Dans la planète blog, Saddam pend encore. Après le iPhone, dernière mini-révolution technologique d’Apple et présenté le 9 janvier en première mondiale par Steve Jobs himself, l’exécution de l’ex-dictateur irakien reste encore, et de loin, le sujet le plus discuté.
Tout y est et jusqu’aux détails les plus surprenants : Saddam scanné post-mortem, son pays, l’occupant américain, la peine de mort, la justice des hommes, la barbarie, l’horreur, l’identité du type qui a filmé sa mort, la marque du portable qu’il a utilisé et, pour fermer le peloton des questions discutées à ce propos, l’épaisseur de la corde par laquelle les bourreaux ont tordu le cou à l’ancien homme fort d’Irak.

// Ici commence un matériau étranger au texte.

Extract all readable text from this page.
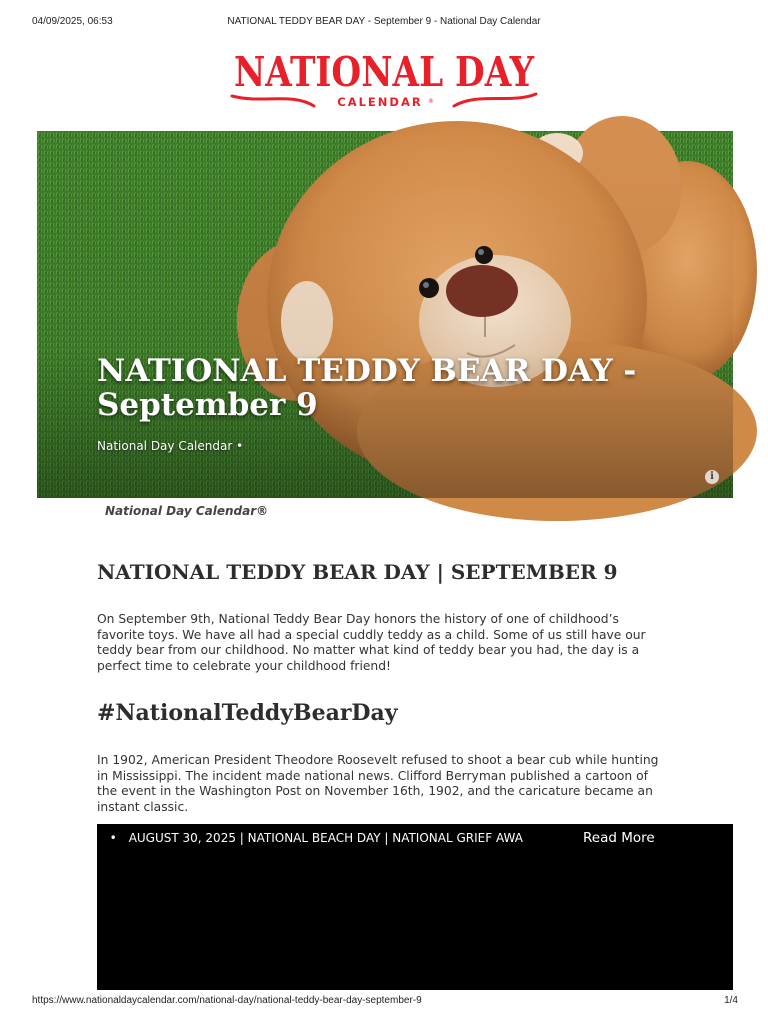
04/09/2025, 06:53	NATIONAL TEDDY BEAR DAY - September 9 - National Day Calendar
NATIONAL DAY
CALENDAR ®
NATIONAL TEDDY BEAR DAY - September 9
National Day Calendar •
i
National Day Calendar®
NATIONAL TEDDY BEAR DAY | SEPTEMBER 9

On September 9th, National Teddy Bear Day honors the history of one of childhood’s favorite toys. We have all had a special cuddly teddy as a child. Some of us still have our teddy bear from our childhood. No matter what kind of teddy bear you had, the day is a perfect time to celebrate your childhood friend!

#NationalTeddyBearDay

In 1902, American President Theodore Roosevelt refused to shoot a bear cub while hunting in Mississippi. The incident made national news. Clifford Berryman published a cartoon of the event in the Washington Post on November 16th, 1902, and the caricature became an instant classic.

AY • AUGUST 30, 2025 | NATIONAL BEACH DAY | NATIONAL GRIEF AWA	Read More
https://www.nationaldaycalendar.com/national-day/national-teddy-bear-day-september-9	1/4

Premier constat : aucun média, hormis Internet, n’a le pouvoir de «caser» autant d’informations sur un sujet donné sans se soucier du temps et de l’espace à lui consacrer. Cliquez et vous avez tout ce que vous voulez (et ce que ne vous voulez pas) à l’heure que vous voulez. La Toile ne bouscule pas seulement les barrières de l’information ou du journalisme ordinaire, elle les renvoie déjà au musée des curiosités paléontologiques tout juste bonnes à dater au carbone 14.
Deuxième constat : Internet se nourrit de la technologie de l’image et de la voix. Plus elle avance, plus vous avez la chance d’avoir accès à n’importe quoi et à n’importe qui. Car on ne sait pas si le portable d’aujourd’hui ne sera pas demain une puce qu’on peut greffer dans les deux yeux et sous la peau pour… tout voir. Bertrand Tavernier, dans le film «la Mort en direct» avec Harvey Keitel dans les années quatre-vingt, l’a imaginé. Il n’y a pas de raison que cela ne survienne pas.

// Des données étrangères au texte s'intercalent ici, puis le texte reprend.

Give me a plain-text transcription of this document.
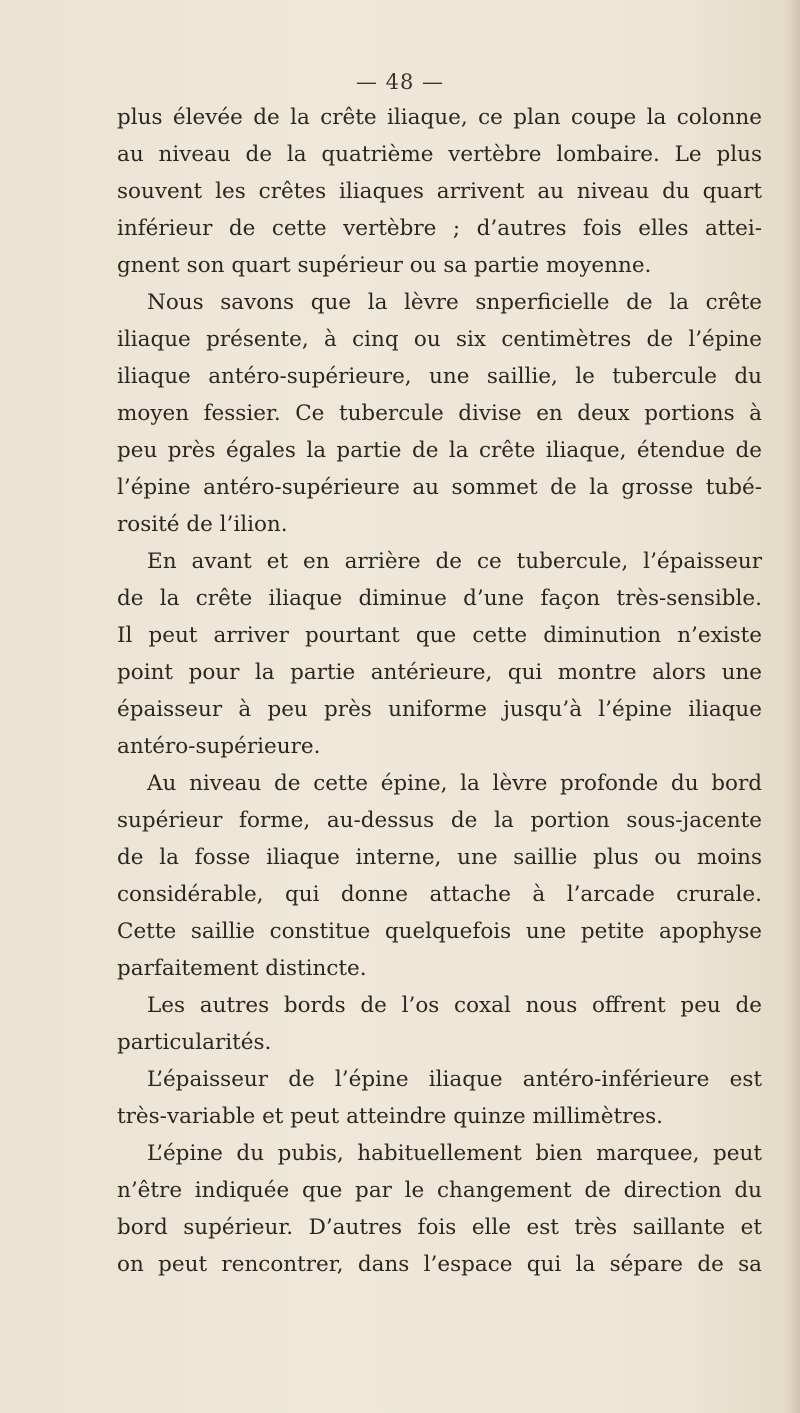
— 48 —
plus élevée de la crête iliaque, ce plan coupe la colonne
au niveau de la quatrième vertèbre lombaire. Le plus
souvent les crêtes iliaques arrivent au niveau du quart
inférieur de cette vertèbre ; d’autres fois elles attei-
gnent son quart supérieur ou sa partie moyenne.
Nous savons que la lèvre snperficielle de la crête
iliaque présente, à cinq ou six centimètres de l’épine
iliaque antéro-supérieure, une saillie, le tubercule du
moyen fessier. Ce tubercule divise en deux portions à
peu près égales la partie de la crête iliaque, étendue de
l’épine antéro-supérieure au sommet de la grosse tubé-
rosité de l’ilion.
En avant et en arrière de ce tubercule, l’épaisseur
de la crête iliaque diminue d’une façon très-sensible.
Il peut arriver pourtant que cette diminution n’existe
point pour la partie antérieure, qui montre alors une
épaisseur à peu près uniforme jusqu’à l’épine iliaque
antéro-supérieure.
Au niveau de cette épine, la lèvre profonde du bord
supérieur forme, au-dessus de la portion sous-jacente
de la fosse iliaque interne, une saillie plus ou moins
considérable, qui donne attache à l’arcade crurale.
Cette saillie constitue quelquefois une petite apophyse
parfaitement distincte.
Les autres bords de l’os coxal nous offrent peu de
particularités.
L’épaisseur de l’épine iliaque antéro-inférieure est
très-variable et peut atteindre quinze millimètres.
L’épine du pubis, habituellement bien marquee, peut
n’être indiquée que par le changement de direction du
bord supérieur. D’autres fois elle est très saillante et
on peut rencontrer, dans l’espace qui la sépare de sa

En tout cas, si le type qui a fixé dans une geôle de Baghdad le passage de vie à trépas de Saddam avait par exemple en main le iPhone de Steve Jobs, fameux téléphone cellulaire GSM de dernière génération avec écran large et tactile qui représente les touches téléphoniques, une mémoire de 8 Go, il aurait fait non plus une vidéo tressautante et de mauvaise qualité mais une production hollywoodienne.
Troisième constat et c’est une question : qui faut-il blâmer ? Le portable, le multimédia high-tech, incarnation du mal visuel et œil du diable comme celui de Sauron dans le Seigneur des Anneaux ? Ou celui qui le manipule ? Interrogation classique qui rappelle le non moins classique diptyque de la technologie et de l’éthique. Mais qui risque de ne pas faire le poids devant la marchandisation au sens large du terme de l’image, quelle qu’elle soit. Et devant l’irrésistible besoin de l’Homme de se dire, de dire sa condition et de s’aborder jusqu’au cœur de ses ténèbres.
On filme donc par besoin, par voyeurisme, par fétichisme ou pour satisfaire un goût ou une pulsion personnelle dans une chambre à coucher, dans les douches ou les vestiaires. On filme pour des besoins de propagande, même macabre quand il s’agit de Saddam ou –on l’a oublié- des vidéos sanglantes des groupes djihadistes. On filme aussi pour la bonne cause et pour dénoncer la barbarie comme récemment en Egypte.
Depuis que des images des violences commises sur des personnes dans un commissariat de police du Caire et qui ont été prises à l’aide d’un téléphone portable par les policiers bourreaux eux-mêmes sous l’emprise d’on ne sait quelle dérive bestiale ont échappé à leur contrôle et sont diffusées sur les blogs les plus populaires, notamment celui de Wael Abbas, le débat contraint sur la torture dans ce pays éclate au grand jour et mobilise les organisations des droits de l’Homme.